Ähnlich friedensstiftend würde sich das Selbstbestimmungsrecht aber auch für alle anderen – zum Glück derzeit nicht so virulenten – genannten Konfliktzonen auswirken. Und natürlich auch für sehr, sehr viele viel explosivere Konflikte außerhalb Europas.

Das Selbstbestimmungsrecht, die Durchführung von Referenden unter internationaler Kontrolle in den umkämpften Regionen (natürlich samt Einschluss der derzeit Vertriebenen), wäre insbesondere auch die einzige Formel, wie der Ukraine-Krieg selbst vielleicht doch noch zu einem für beide Seiten irgendwie gesichtswahrenden Ende gebracht werden könnte. Sonst wird er weitergehen, bis eine der beiden Seiten aus Erschöpfung kollabiert oder ein Donald Trump die Ukraine fallen lässt. Gewiss wäre ein solches Referendum mit vielen Problemen im Detail verbunden, aber wenn solche Vorschläge einmal auf dem Tisch liegen, bestünde die erste Chance auf ein Ende des Schlachtens.

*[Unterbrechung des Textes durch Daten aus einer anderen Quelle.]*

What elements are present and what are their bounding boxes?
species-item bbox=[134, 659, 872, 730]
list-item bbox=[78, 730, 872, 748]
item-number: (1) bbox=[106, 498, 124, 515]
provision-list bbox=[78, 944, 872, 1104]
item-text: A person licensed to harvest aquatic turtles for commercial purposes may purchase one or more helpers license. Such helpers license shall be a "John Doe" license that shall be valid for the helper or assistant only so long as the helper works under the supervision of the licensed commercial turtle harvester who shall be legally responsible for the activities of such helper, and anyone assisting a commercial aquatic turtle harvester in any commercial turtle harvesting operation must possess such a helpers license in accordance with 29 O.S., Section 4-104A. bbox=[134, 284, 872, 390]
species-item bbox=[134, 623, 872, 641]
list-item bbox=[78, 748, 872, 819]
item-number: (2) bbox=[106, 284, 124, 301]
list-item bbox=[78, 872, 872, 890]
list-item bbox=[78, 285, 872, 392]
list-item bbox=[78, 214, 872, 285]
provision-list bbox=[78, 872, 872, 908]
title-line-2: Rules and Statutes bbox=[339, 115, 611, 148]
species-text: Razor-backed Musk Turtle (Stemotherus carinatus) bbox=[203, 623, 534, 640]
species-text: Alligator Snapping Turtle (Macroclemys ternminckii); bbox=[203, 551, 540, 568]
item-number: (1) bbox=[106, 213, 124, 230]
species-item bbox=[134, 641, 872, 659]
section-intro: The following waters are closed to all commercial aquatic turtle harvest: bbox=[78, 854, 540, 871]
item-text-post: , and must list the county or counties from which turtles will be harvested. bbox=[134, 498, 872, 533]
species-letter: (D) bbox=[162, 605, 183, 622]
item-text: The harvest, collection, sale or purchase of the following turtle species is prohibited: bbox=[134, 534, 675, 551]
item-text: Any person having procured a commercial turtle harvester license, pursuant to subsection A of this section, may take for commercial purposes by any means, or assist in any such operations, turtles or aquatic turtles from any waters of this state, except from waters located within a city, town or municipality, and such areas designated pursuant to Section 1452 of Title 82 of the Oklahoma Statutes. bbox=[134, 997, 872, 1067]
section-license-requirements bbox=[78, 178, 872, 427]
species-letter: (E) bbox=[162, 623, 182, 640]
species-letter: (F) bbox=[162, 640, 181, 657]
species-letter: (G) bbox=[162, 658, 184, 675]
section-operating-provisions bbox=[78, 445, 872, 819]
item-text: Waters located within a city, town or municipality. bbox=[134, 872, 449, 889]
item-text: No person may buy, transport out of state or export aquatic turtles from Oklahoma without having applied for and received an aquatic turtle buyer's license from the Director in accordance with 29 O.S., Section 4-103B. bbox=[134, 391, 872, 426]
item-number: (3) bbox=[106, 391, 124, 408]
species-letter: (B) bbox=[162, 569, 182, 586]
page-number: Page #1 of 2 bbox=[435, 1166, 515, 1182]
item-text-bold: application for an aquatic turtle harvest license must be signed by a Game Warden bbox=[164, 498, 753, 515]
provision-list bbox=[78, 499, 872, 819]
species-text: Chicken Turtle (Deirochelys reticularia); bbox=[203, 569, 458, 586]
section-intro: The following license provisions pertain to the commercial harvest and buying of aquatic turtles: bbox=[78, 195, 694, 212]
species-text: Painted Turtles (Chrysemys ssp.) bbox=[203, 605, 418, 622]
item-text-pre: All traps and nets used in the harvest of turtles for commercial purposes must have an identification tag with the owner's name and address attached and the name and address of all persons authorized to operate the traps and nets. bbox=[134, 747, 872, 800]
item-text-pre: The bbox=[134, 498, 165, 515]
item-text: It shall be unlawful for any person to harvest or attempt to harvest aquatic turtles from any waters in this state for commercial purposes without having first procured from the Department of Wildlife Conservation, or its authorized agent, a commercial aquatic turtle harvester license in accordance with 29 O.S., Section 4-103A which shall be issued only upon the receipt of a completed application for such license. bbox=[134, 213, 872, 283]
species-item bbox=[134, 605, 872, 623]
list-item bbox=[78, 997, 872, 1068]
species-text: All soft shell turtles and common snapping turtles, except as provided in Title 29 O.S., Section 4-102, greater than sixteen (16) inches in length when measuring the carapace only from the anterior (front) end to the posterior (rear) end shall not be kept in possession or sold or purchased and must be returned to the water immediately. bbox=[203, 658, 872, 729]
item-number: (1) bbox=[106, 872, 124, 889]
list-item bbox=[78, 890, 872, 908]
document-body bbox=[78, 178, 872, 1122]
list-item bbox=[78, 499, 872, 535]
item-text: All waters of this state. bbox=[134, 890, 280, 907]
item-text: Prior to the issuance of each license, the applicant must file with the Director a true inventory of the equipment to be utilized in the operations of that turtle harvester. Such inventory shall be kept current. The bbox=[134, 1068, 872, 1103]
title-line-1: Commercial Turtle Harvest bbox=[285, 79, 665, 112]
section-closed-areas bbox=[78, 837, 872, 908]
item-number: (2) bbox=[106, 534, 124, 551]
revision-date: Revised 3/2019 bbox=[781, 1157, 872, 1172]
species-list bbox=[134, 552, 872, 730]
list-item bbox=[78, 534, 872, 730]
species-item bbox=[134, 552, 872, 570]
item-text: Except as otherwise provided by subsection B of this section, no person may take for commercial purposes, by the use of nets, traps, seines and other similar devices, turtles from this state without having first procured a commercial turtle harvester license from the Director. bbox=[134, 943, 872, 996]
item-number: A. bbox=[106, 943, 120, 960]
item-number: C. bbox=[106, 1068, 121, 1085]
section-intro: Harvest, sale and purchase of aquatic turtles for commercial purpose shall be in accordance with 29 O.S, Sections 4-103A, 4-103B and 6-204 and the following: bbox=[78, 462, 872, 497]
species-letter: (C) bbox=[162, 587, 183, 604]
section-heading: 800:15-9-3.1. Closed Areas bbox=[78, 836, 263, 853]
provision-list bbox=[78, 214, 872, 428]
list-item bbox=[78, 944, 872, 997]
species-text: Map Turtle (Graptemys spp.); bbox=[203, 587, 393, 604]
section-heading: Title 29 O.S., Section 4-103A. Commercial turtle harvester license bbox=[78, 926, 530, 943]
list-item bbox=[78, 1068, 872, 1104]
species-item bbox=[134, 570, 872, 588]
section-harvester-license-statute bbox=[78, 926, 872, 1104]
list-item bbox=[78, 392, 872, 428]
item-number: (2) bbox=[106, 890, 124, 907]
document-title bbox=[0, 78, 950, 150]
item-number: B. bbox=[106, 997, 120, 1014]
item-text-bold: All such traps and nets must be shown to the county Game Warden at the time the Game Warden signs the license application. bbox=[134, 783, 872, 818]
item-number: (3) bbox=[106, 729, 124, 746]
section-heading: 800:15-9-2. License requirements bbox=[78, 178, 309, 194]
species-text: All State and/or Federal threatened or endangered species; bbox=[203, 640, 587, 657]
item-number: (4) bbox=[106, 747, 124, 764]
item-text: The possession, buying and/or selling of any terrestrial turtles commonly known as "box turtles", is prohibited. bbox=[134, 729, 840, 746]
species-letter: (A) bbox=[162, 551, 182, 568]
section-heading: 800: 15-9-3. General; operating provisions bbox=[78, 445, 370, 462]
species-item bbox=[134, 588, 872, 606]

Der Kampf für dieses Prinzip wäre zweifellos die effektivste Strategie, um künftige Kriege in dieser Welt, in diesem Europa zu verhindern, um ihre Zahl zumindest drastisch zu verringern. Dort, wo aber der Weg des Selbstbestimmungsrechts verhindert oder nicht begriffen wird, sollten sich die friedliebenden Nationen wenigstens von drei Positionen trennen, die zwar gut gemeint sind, die aber in Wahrheit die Kriegsgefahr nicht verringern, sondern vergrößern:

  • Das ist das Verbot von eindeutig und ausschließlich defensiven Waffen wie Minen durch internationale Konventionen. Denn je schwerer es militärisch für einen Angreifer wäre vorzustoßen, umso größer ist die Hoffnung, dass er gar nicht erst angreift.
  • Das ist der Internationale Strafgerichtshof. Denn wenn Kriegführende damit rechnen müssen, lebenslänglich in einem niederländischen Gefängnis zu verkommen, werden sie noch weniger zu einem Kompromissfrieden bereit sein (wie er etwa in Südafrika geglückt ist, wo beide Seiten verzichtet haben, die während des Krieges begangenen Verbrechen gerichtlich zu verfolgen).
  • Das ist das Institut der immerwährenden Neutralität. Denn es verhindert die geschlossene Solidarität der Staatenwelt gegen Kriegstreiber und Aggressoren, die eine durchaus relevante Abschreckung wäre, irgendwelche Ansprüche mit Gewalt durchzusetzen.

Es ist beklemmend und erschreckend, in einer Welt zu leben, wo nirgendwo ernsthaft nachgedacht wird, welche Strategien und Rechtsregeln die besten Chancen brächten, dass es zu keinem weiteren Kriegsausbruch kommt. Laut zu rufen "Die Waffen nieder!" kann hingegen keinen Aggressor stoppen.